Far-right hopeful: French election 'choice of civilization'
Looking to translate her high early poll numbers into votes, Le Pen evoked a frightening image of France's future during her much-anticipated speech. The country, enslaved to the European Union and unrecognizable as French, risks losing its identity if the political status quo endures, she said.
"We are at a crossroad .... This election is a choice of civilization," she said, asking whether her three children and other young citizens would have the rights and cultural signposts of the current generation. "Will they even speak our French language?" She issued a call for French voters on the left and right to join her, saying "You have a place at our side."The speech recalled the thundering and previously unpalatable pronouncements of her father, Jean-Marie Le Pen, the National Front's hard-liner founder. Marine Le Pen banished him from the party in an effort to clean up its image.

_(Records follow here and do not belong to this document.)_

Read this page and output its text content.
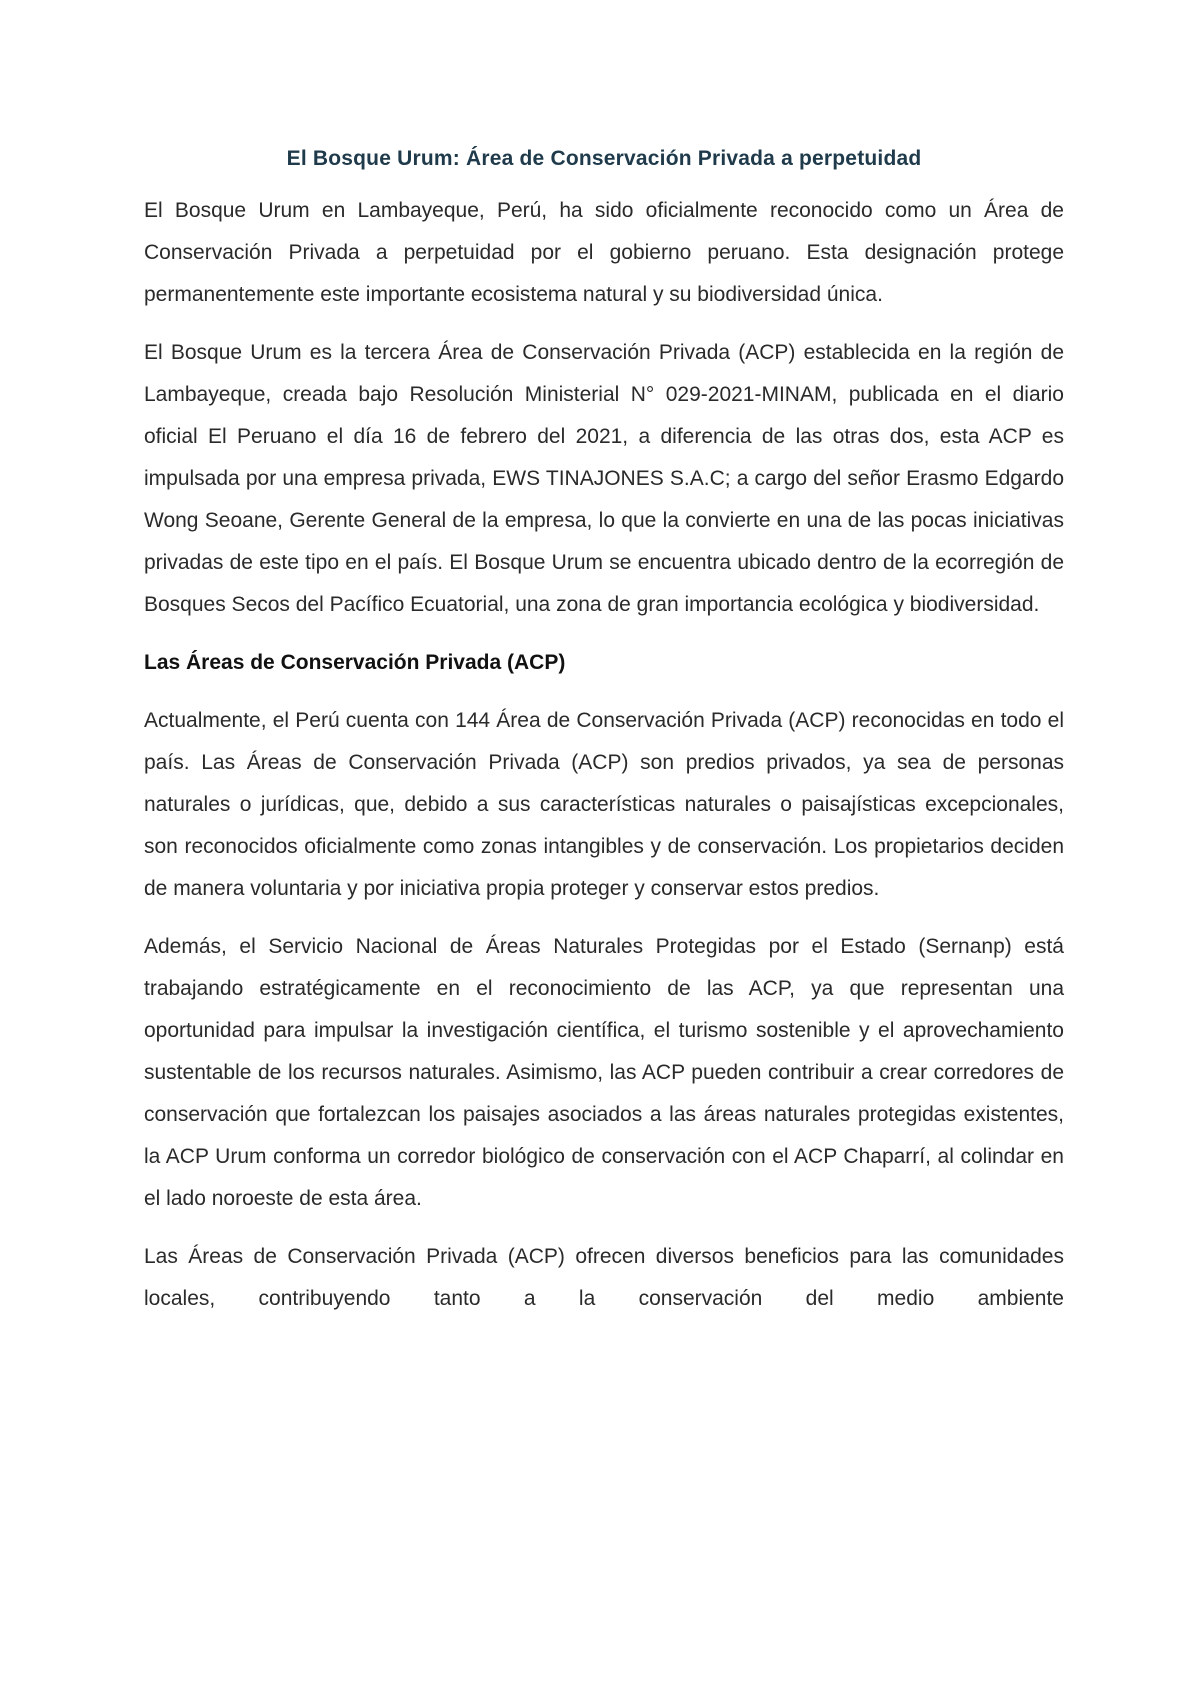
El Bosque Urum: Área de Conservación Privada a perpetuidad

El Bosque Urum en Lambayeque, Perú, ha sido oficialmente reconocido como un Área de Conservación Privada a perpetuidad por el gobierno peruano. Esta designación protege permanentemente este importante ecosistema natural y su biodiversidad única.

El Bosque Urum es la tercera Área de Conservación Privada (ACP) establecida en la región de Lambayeque, creada bajo Resolución Ministerial N° 029-2021-MINAM, publicada en el diario oficial El Peruano el día 16 de febrero del 2021, a diferencia de las otras dos, esta ACP es impulsada por una empresa privada, EWS TINAJONES S.A.C; a cargo del señor Erasmo Edgardo Wong Seoane, Gerente General de la empresa, lo que la convierte en una de las pocas iniciativas privadas de este tipo en el país. El Bosque Urum se encuentra ubicado dentro de la ecorregión de Bosques Secos del Pacífico Ecuatorial, una zona de gran importancia ecológica y biodiversidad.

Las Áreas de Conservación Privada (ACP)

Actualmente, el Perú cuenta con 144 Área de Conservación Privada (ACP) reconocidas en todo el país. Las Áreas de Conservación Privada (ACP) son predios privados, ya sea de personas naturales o jurídicas, que, debido a sus características naturales o paisajísticas excepcionales, son reconocidos oficialmente como zonas intangibles y de conservación. Los propietarios deciden de manera voluntaria y por iniciativa propia proteger y conservar estos predios.

Además, el Servicio Nacional de Áreas Naturales Protegidas por el Estado (Sernanp) está trabajando estratégicamente en el reconocimiento de las ACP, ya que representan una oportunidad para impulsar la investigación científica, el turismo sostenible y el aprovechamiento sustentable de los recursos naturales. Asimismo, las ACP pueden contribuir a crear corredores de conservación que fortalezcan los paisajes asociados a las áreas naturales protegidas existentes, la ACP Urum conforma un corredor biológico de conservación con el ACP Chaparrí, al colindar en el lado noroeste de esta área.

Las Áreas de Conservación Privada (ACP) ofrecen diversos beneficios para las comunidades locales, contribuyendo tanto a la conservación del medio ambiente
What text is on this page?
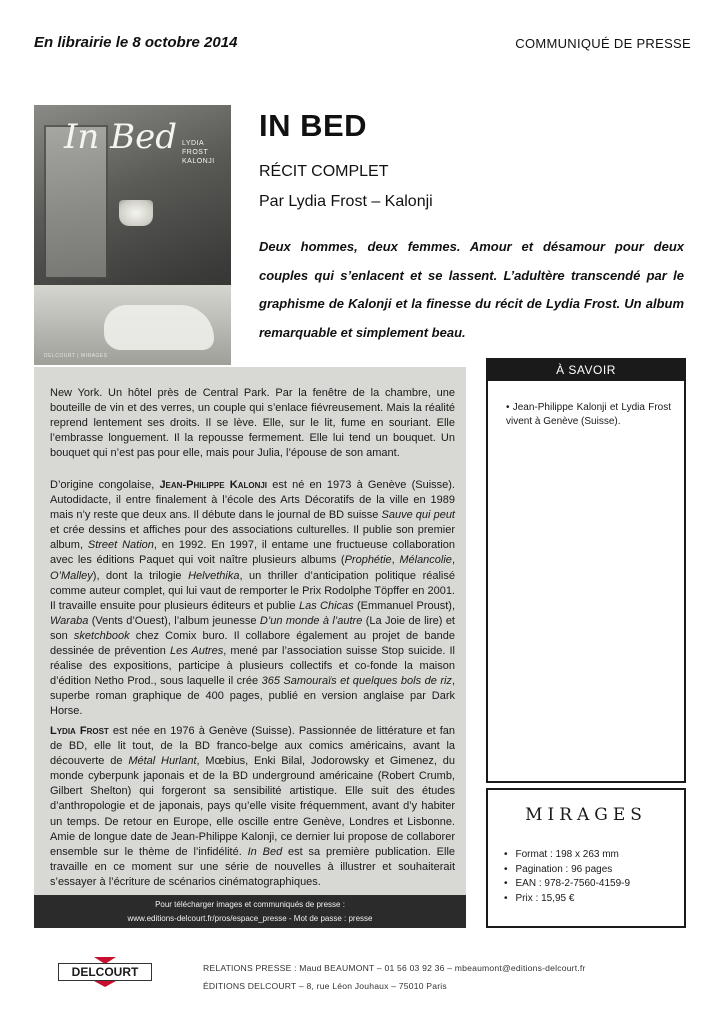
En librairie le 8 octobre 2014	COMMUNIQUÉ DE PRESSE
In Bed LYDIA FROST
KALONJI
DELCOURT | MIRAGES
IN BED
RÉCIT COMPLET
Par Lydia Frost – Kalonji
Deux hommes, deux femmes. Amour et désamour pour deux couples qui s’enlacent et se lassent. L’adultère transcendé par le graphisme de Kalonji et la finesse du récit de Lydia Frost. Un album remarquable et simplement beau.
New York. Un hôtel près de Central Park. Par la fenêtre de la chambre, une bouteille de vin et des verres, un couple qui s’enlace fiévreusement. Mais la réalité reprend lentement ses droits. Il se lève. Elle, sur le lit, fume en souriant. Elle l’embrasse longuement. Il la repousse fermement. Elle lui tend un bouquet. Un bouquet qui n’est pas pour elle, mais pour Julia, l’épouse de son amant.
D’origine congolaise, Jean-Philippe Kalonji est né en 1973 à Genève (Suisse). Autodidacte, il entre finalement à l’école des Arts Décoratifs de la ville en 1989 mais n’y reste que deux ans. Il débute dans le journal de BD suisse Sauve qui peut et crée dessins et affiches pour des associations culturelles. Il publie son premier album, Street Nation, en 1992. En 1997, il entame une fructueuse collaboration avec les éditions Paquet qui voit naître plusieurs albums (Prophétie, Mélancolie, O’Malley), dont la trilogie Helvethika, un thriller d’anticipation politique réalisé comme auteur complet, qui lui vaut de remporter le Prix Rodolphe Töpffer en 2001. Il travaille ensuite pour plusieurs éditeurs et publie Las Chicas (Emmanuel Proust), Waraba (Vents d’Ouest), l’album jeunesse D’un monde à l’autre (La Joie de lire) et son sketchbook chez Comix buro. Il collabore également au projet de bande dessinée de prévention Les Autres, mené par l’association suisse Stop suicide. Il réalise des expositions, participe à plusieurs collectifs et co-fonde la maison d’édition Netho Prod., sous laquelle il crée 365 Samouraïs et quelques bols de riz, superbe roman graphique de 400 pages, publié en version anglaise par Dark Horse.
Lydia Frost est née en 1976 à Genève (Suisse). Passionnée de littérature et fan de BD, elle lit tout, de la BD franco-belge aux comics américains, avant la découverte de Métal Hurlant, Mœbius, Enki Bilal, Jodorowsky et Gimenez, du monde cyberpunk japonais et de la BD underground américaine (Robert Crumb, Gilbert Shelton) qui forgeront sa sensibilité artistique. Elle suit des études d’anthropologie et de japonais, pays qu’elle visite fréquemment, avant d’y habiter un temps. De retour en Europe, elle oscille entre Genève, Londres et Lisbonne. Amie de longue date de Jean-Philippe Kalonji, ce dernier lui propose de collaborer ensemble sur le thème de l’infidélité. In Bed est sa première publication. Elle travaille en ce moment sur une série de nouvelles à illustrer et souhaiterait s’essayer à l’écriture de scénarios cinématographiques.
Pour télécharger images et communiqués de presse :
www.editions-delcourt.fr/pros/espace_presse - Mot de passe : presse
À SAVOIR
• Jean-Philippe Kalonji et Lydia Frost vivent à Genève (Suisse).
MIRAGES
• Format : 198 x 263 mm
• Pagination : 96 pages
• EAN : 978-2-7560-4159-9
• Prix : 15,95 €
DELCOURT	RELATIONS PRESSE : Maud BEAUMONT – 01 56 03 92 36 – mbeaumont@editions-delcourt.fr
ÉDITIONS DELCOURT – 8, rue Léon Jouhaux – 75010 Paris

But her remarks made clear the elder Le Pen's anti-immigration message, targeting Muslims, remains a selling point in party ranks.
"We do not want to live under the rule or threat of Islamic fundamentalism. They are looking to impose on us gender discrimination in public places, full body veils or not, prayer rooms in the workplace, prayers in the streets, huge mosques ... or the submission of women," she said.
The estimated 5,000 people in the amphitheater and watching on big screens cheered and chanted "On est chez nous" ("We are in our land.")Le Pen reiterated some of the 144 "commitments" she has pledged to fulfill, if elected. It is a nationalist agenda laying out plans for France to leave the European Union, control its borders and readopt the old French franc as the national currency.
Running under the slogan, "In the Name of the People," her platform also would create popular referendums on any issue that gathered at least 500,000 signatures. And it would put French people first, with "national preference" enshrined in the Constitution.
"We've witnessed the impoverishment of France for some years now at a cultural, economic and social level," Billy Winkens, a 41-year-old supporter from Toule, in eastern France, said. "Today, people are hungry for change and want to drain the swamp, but in an orderly fashion, with coherence."The National Front has taken heart in the French left's disarray amid the unpopularity of Socialist President Francois Hollande, who decided not to run for re-election.